COMPUTERWOCHE.de: Das hören unsere CIOs aber nicht gern und einige widersprechen da vehement.

Neumann: Nun, was das Fachwissen angeht, stimmt es häufig. Die IT hat eher Mittelfeldleute, denn die Topleute sind in der Unternehmensberatung oder auf dem freien Markt. Jemand, der sich ein spezialisiertes Fachwissen angeeignet hat, wird nicht in den IT-Bereich eines Unternehmens gehen, wo er höchstens ein Projekt zu seinem Thema betreuen kann. Wer sich intensiv mit einer Thematik befassen will, geht nicht in die IT-Abteilung eines Unternehmens. Das merkt man einigen IT-Abteilungen auch an. Zudem fehlt oft ein Überblick über das Projektportfolio im gesamten Unternehmen oder dessen Strukturen.

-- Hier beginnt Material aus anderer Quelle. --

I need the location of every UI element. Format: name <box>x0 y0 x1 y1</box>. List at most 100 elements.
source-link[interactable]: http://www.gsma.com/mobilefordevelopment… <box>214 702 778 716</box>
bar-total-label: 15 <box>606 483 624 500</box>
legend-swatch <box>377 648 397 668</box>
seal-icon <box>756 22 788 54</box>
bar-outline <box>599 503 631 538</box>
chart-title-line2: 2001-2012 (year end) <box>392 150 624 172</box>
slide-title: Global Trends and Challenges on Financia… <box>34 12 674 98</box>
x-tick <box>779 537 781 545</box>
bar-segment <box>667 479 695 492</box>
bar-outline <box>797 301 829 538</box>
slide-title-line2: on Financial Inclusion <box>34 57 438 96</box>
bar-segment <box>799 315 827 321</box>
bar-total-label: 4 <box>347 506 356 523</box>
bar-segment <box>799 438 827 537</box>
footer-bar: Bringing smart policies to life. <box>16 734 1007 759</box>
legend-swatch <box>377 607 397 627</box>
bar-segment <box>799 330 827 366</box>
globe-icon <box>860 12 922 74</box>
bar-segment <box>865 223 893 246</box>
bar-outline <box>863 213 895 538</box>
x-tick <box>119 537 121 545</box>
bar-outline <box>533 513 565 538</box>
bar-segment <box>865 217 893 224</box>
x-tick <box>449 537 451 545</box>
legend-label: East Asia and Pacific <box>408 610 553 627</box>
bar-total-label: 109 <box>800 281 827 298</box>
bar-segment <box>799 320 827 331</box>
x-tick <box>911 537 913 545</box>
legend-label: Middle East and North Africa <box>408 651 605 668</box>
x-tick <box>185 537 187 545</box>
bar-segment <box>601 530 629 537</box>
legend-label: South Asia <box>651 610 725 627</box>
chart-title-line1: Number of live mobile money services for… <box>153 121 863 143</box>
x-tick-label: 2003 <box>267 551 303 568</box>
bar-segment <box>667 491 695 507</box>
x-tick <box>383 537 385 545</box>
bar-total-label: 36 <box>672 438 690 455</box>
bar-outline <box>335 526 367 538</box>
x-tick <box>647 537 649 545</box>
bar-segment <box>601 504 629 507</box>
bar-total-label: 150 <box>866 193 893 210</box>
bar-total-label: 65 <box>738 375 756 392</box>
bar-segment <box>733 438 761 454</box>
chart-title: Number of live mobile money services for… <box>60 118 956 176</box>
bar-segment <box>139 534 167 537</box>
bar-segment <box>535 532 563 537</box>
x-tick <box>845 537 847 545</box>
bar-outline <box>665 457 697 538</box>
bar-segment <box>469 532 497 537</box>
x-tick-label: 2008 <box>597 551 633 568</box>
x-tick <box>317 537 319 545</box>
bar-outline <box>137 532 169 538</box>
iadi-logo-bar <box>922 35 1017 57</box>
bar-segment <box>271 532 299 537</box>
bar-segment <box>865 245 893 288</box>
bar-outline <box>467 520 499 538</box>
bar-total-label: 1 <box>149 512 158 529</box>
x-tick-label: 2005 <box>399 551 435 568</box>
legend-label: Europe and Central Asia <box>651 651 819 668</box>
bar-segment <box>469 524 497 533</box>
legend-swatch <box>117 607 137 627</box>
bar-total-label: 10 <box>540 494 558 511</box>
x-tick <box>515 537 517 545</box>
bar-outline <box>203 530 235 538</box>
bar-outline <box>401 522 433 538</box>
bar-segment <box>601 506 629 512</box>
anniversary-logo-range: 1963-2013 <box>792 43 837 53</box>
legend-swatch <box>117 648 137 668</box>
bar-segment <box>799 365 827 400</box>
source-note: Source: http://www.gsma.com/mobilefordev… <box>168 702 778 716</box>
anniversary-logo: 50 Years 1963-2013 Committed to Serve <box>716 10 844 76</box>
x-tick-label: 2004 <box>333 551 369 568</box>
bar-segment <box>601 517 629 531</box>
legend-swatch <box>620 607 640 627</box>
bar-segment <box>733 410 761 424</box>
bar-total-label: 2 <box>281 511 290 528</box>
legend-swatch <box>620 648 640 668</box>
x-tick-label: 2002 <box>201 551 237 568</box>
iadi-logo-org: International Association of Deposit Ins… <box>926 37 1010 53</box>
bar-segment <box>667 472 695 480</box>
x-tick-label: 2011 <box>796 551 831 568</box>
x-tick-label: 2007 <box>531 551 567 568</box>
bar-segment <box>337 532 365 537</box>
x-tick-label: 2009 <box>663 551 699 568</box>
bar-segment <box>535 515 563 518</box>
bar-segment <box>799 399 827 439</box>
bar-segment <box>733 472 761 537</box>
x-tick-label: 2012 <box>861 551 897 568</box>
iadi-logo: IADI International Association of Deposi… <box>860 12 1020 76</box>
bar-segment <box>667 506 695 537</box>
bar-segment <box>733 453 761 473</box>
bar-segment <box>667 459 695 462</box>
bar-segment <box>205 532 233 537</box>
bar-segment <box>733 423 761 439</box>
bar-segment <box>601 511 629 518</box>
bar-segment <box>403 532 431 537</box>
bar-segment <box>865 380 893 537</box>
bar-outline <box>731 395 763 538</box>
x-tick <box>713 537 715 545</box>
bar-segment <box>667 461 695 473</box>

COMPUTERWOCHE.de: Wie kann man das Problem lösen?

Neumann: Vor allem müsste sich die IT intensiver um die Fachbereiche kümmern. Wenn ich als CIO Business Partner werden will, muss ich raus aus der Komfortzone und mir Gestaltungsspielräume erarbeiten.

Es kann so schön sein in der Komfortzone... Allerdings sollte man sich dann nicht wundern, wenn die Karriere immer in den gleichen Bahnen verläuft.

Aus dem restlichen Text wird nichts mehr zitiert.